M. Lauth, M. Brugsch, bien d’autres encore en ont fait la remarque : aussi loin qu’on remonte dans les tombes de l’ancien empire, sur les fins bas-reliefs aux vives couleurs ou sur les papyrus, partout en Égypte éclatent la joie et le bonheur de vivre. Qui n’a vu au musée égyptien du Louvre, sur le palier du grand escalier, les trois statues archaïques d’une si prodigieuse antiquité, peut-être de la IIIe dynastie ? Ces bonnes et dignes figures ne respirent-elles pas la joyeuse sérénité, le suprême contentement du fonctionnaire ou du bourgeois qui a conscience d’avoir observé les lois de l’état, voire les ordonnances de l’édilité ? Rien de plus caractéristique que la tête petite, le nez court et rond, les joues pleines, la bouche un peu épaisse et bienveillante des antiques et fortunés habitans de la vallée du Nil. Dès l’ancien empire, on retrouve le corps svelte et élancé du fellah moderne, ses larges épaules, ses bras nerveux, ses jambes sèches, ses pieds aplatis par l’habitude de marcher sans chaussures[1].

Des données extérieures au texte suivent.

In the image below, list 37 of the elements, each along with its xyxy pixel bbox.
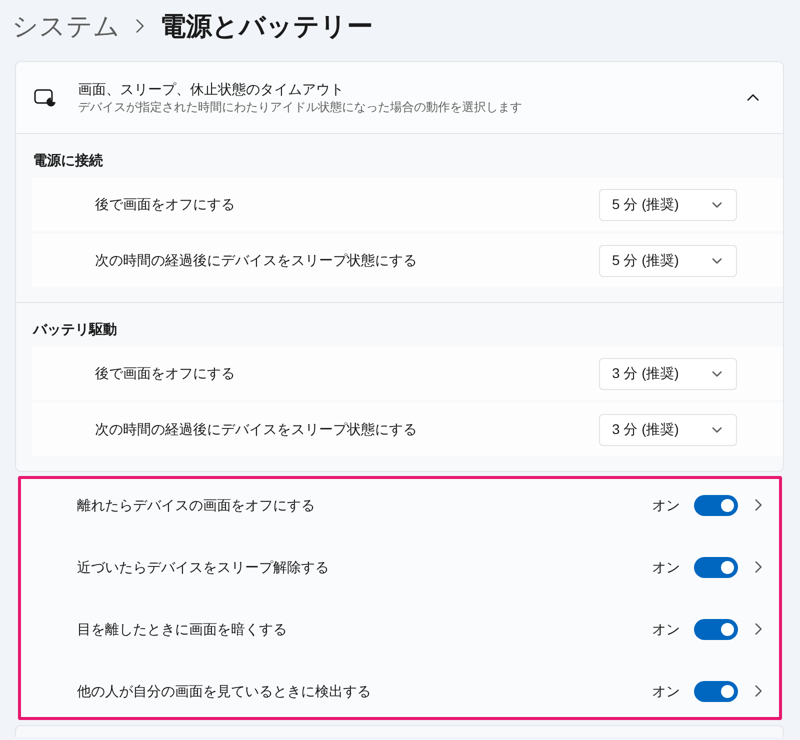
toggle-switch[interactable]: [694, 556, 738, 578]
section-heading: バッテリ駆動: [32, 320, 118, 339]
breadcrumb-parent[interactable]: システム: [12, 8, 120, 44]
chevron-down-icon: [712, 258, 722, 264]
section-heading: 電源に接続: [32, 151, 104, 170]
dropdown[interactable]: 5 分 (推奨): [599, 188, 737, 220]
setting-label: 目を離したときに画面を暗くする: [77, 620, 288, 638]
setting-label: 次の時間の経過後にデバイスをスリープ状態にする: [95, 251, 418, 270]
chevron-right-icon[interactable]: [755, 685, 762, 697]
chevron-right-icon: [136, 19, 144, 33]
setting-label: 近づいたらデバイスをスリープ解除する: [77, 558, 330, 576]
setting-label: 後で画面をオフにする: [95, 195, 236, 214]
toggle-state-label: オン: [652, 620, 680, 638]
chevron-right-icon[interactable]: [755, 499, 762, 511]
dropdown[interactable]: 3 分 (推奨): [599, 358, 737, 390]
monitor-moon-icon: [34, 88, 57, 106]
chevron-down-icon: [712, 370, 722, 376]
toggle-state-label: オン: [652, 496, 680, 514]
setting-label: 離れたらデバイスの画面をオフにする: [77, 496, 316, 514]
dropdown[interactable]: 5 分 (推奨): [599, 244, 737, 276]
card-description: デバイスが指定された時間にわたりアイドル状態になった場合の動作を選択します: [78, 98, 523, 116]
chevron-down-icon: [712, 202, 722, 208]
setting-label: 後で画面をオフにする: [95, 364, 236, 383]
chevron-up-icon[interactable]: [747, 94, 759, 101]
toggle-switch[interactable]: [694, 680, 738, 702]
chevron-down-icon: [712, 426, 722, 432]
toggle-state-label: オン: [652, 558, 680, 576]
chevron-right-icon[interactable]: [755, 623, 762, 635]
page-title: 電源とバッテリー: [160, 10, 373, 43]
toggle-switch[interactable]: [694, 618, 738, 640]
chevron-right-icon[interactable]: [755, 561, 762, 573]
setting-label: 次の時間の経過後にデバイスをスリープ状態にする: [95, 420, 418, 439]
card-title: 画面、スリープ、休止状態のタイムアウト: [78, 80, 345, 98]
dropdown[interactable]: 3 分 (推奨): [599, 414, 737, 446]
toggle-state-label: オン: [652, 682, 680, 700]
setting-label: 他の人が自分の画面を見ているときに検出する: [77, 682, 372, 700]
toggle-switch[interactable]: [694, 494, 738, 516]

Le moyen d’être triste sous ce ciel bleu d’Égypte aux ardentes pâleurs, dans cette lumière élyséenne, douce et légère comme une caresse, qui semble moins faite pour des hommes que pour des ombres heureuses ? L’oppression et la misère n’y faisaient rien. On oubliait le poids du jour à contempler le dieu suprême, le soleil, descendant chaque soir vers l’occident mystérieux, sans laisser derrière lui d’autre trace qu’une lueur rouge rapidement évanouie. Grâce à la merveilleuse transparence de l’air, les tons verts et roses du paysage brillaient comme des flammes à l’heure incandescente de midi. Puis l’ombre tombait des collines libyques, et les milliers de barques qui couvraient le Nil s’approchaient des rives plantées de palmiers, de sycomores aux troncs noueux, de mimosas et de tamaris au feuillage gracieux ; on écartait les roseaux, on amarrait les embarcations à ces pierres dont il est parlé au Livre des morts ; on prenait terre dans les bas quartiers des villes, dans ces villages devant lesquels étaient rangés de lourds bateaux chargés de meules de blé.

C’est surtout en Égypte que le berceau touchait à la tombe : on songeait de bonne heure, et sans mélancolie aucune, à la « demeure éternelle ; » on la voulait élégante et de bon goût, sinon

  1. Mariette-Boy, Notice des principaux monumens du musée de Boulaq, 3e édition, p. 209.